Would you go into more detail about the LP avoiding the FICA taxes. What’s your experience and how can you set this up without it being considered self dealing (ie - you are/own the general parnter and the limited partner)?
Also, I’d like an outside opinion on the maximum dividend/salary ratio for an S Corp. What’s your experience on this?
Hey Dozer183e, I’m not 100% sure, but I think I agree that if you set up an LLC or an LP, the profits will just flow through to the partners (you’ll file a partnership return for either an LLC or and LP, and a K-1 for each partner’s share of profits, which will flow into your 1040). You wouldn’t pay FICA taxes or Medicare for either an LLC or an LP since the profits flow through to each partner.
If you do an S-corp and take a salary, you will have to pay FICA taxes and Medicare, but hopefully in the end it would still be less than paying taxes on the entire $150K.
Are you eligible for a 1031 exchange? That might be your way out of this.
LLC members pay SS tax. Code says S-Corp shareholders & Limited Partners do not. Courts modified S-corp law by requiring “reasonable salary” which IS subject to SS tax. They have not made such a ruling on LP, though they probably will one day.

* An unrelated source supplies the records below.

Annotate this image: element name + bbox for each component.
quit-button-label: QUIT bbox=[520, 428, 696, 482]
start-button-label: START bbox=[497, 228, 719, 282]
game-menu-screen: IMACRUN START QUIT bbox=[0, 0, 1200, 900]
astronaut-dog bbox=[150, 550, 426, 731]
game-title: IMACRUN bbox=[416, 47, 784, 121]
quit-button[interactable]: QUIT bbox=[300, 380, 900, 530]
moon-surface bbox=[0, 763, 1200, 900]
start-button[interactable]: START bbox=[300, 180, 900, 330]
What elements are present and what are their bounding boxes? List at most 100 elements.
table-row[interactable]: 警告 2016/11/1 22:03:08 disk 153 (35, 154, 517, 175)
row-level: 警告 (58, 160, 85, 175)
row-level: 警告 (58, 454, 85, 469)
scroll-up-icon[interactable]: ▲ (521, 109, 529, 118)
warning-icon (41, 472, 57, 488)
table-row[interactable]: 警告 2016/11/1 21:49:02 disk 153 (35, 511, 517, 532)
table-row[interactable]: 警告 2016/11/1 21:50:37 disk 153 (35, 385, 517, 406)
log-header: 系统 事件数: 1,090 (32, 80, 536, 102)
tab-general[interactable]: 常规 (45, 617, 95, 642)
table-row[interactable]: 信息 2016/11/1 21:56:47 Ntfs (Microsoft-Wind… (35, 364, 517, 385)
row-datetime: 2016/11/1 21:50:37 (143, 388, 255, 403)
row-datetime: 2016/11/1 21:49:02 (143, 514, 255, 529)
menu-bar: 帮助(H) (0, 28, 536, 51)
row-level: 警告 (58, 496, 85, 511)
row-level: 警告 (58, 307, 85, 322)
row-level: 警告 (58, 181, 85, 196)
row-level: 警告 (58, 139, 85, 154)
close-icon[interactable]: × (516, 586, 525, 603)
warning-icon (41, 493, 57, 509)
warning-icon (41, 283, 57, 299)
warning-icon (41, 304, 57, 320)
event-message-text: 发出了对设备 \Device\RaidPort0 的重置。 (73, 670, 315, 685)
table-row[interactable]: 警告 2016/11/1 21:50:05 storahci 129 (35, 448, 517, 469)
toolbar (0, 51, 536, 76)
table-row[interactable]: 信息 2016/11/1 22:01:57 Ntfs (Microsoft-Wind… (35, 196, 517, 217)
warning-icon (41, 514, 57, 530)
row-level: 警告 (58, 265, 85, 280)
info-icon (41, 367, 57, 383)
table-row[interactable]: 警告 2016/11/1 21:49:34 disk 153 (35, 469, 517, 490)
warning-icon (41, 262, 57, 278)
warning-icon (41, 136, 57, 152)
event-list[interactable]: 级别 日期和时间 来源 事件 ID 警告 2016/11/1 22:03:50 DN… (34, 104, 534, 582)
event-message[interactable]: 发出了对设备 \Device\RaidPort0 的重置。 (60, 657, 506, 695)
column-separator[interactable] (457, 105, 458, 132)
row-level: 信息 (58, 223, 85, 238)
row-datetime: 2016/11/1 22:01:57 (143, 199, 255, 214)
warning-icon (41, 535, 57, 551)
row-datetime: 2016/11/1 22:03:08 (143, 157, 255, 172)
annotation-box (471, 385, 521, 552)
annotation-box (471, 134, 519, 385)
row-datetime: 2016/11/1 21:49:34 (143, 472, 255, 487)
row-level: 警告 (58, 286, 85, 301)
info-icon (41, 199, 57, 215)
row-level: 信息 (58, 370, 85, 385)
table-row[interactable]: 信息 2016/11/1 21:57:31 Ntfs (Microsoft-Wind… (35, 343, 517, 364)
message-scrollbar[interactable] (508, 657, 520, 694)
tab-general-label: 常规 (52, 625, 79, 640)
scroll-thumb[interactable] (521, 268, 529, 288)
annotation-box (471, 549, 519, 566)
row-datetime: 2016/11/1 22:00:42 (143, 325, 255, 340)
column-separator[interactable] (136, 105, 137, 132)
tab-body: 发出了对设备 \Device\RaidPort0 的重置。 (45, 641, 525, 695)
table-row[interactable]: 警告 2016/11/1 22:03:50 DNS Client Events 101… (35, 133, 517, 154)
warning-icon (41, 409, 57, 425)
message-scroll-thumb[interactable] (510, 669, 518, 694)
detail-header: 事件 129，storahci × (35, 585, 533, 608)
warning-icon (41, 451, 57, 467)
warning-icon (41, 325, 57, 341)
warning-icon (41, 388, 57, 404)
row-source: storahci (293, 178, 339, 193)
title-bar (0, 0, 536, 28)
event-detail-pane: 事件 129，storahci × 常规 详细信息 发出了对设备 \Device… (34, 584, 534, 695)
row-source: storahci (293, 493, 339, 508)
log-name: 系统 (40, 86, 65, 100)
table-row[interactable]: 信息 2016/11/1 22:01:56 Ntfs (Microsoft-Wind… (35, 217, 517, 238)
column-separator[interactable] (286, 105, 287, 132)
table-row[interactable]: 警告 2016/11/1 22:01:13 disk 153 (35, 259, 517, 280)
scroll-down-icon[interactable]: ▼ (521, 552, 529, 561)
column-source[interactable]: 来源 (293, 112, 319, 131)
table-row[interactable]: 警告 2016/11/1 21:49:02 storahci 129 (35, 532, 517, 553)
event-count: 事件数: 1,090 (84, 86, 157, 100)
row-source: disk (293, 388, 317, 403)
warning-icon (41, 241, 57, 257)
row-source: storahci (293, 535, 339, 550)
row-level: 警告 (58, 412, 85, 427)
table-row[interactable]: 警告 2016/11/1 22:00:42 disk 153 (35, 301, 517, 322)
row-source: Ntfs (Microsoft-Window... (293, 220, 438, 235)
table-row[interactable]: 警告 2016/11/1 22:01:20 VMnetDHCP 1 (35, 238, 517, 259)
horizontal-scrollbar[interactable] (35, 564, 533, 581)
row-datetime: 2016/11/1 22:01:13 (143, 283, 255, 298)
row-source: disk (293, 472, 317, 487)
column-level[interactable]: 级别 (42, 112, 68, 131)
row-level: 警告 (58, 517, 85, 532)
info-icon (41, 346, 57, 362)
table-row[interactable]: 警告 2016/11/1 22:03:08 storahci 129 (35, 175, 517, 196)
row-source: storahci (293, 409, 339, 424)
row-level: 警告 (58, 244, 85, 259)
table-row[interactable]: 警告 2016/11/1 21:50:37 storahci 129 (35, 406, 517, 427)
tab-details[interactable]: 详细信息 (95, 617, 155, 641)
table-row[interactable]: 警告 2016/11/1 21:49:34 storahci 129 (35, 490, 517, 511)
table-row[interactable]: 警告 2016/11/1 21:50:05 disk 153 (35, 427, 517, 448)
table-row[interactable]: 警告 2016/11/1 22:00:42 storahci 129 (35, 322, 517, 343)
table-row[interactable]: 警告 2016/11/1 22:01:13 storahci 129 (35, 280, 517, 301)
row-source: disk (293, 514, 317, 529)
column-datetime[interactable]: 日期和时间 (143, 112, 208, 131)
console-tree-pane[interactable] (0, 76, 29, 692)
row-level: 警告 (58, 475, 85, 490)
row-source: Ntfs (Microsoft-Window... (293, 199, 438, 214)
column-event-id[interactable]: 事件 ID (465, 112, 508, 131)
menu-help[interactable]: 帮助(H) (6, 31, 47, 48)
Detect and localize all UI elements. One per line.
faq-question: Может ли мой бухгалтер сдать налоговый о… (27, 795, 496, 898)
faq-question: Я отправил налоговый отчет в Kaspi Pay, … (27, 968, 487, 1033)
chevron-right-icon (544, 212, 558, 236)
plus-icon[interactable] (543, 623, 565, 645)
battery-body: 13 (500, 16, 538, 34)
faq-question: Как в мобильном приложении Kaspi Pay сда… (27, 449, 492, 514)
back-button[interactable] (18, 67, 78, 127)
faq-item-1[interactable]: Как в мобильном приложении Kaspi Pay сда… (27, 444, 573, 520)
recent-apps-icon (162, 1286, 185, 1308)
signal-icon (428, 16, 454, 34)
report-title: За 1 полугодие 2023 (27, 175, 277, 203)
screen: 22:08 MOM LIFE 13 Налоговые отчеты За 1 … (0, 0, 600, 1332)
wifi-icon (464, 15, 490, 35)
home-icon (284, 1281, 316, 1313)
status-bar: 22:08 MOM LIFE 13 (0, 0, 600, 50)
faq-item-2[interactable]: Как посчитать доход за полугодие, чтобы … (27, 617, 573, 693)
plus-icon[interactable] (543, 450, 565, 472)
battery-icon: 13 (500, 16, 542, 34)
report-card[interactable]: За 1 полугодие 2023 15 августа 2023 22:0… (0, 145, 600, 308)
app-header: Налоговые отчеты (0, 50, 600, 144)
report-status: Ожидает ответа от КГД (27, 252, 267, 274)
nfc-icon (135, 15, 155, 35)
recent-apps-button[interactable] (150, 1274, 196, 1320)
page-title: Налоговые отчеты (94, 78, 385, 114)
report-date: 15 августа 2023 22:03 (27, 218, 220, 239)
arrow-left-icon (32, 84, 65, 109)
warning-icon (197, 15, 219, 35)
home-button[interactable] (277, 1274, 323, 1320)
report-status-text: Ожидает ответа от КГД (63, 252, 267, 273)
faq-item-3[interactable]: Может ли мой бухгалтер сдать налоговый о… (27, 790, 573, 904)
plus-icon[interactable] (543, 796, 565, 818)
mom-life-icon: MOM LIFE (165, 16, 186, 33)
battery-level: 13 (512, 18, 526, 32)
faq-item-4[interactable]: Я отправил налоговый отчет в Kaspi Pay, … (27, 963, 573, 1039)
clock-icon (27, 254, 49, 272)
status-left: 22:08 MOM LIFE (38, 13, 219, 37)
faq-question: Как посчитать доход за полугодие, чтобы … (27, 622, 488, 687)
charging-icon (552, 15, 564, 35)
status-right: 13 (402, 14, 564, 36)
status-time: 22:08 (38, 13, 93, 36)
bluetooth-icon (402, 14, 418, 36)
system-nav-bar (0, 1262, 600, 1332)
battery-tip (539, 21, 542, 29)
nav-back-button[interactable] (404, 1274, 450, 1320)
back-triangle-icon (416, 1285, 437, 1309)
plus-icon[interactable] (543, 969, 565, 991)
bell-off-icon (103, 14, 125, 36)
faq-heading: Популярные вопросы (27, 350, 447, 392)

There is no “magic number” for the salary to profit ratio. It depends on the arguments that can be made for a salary given the facts & circumstances in each case. I’ve heard alot of people say “40% of profits should be via salary”, but there’s really not much to back up such a generic ratio. I think SOME salary beats no salary, as the negative cases out there all involves situations where NO salary was paid. Pigs get fat, hogs get slaughtered!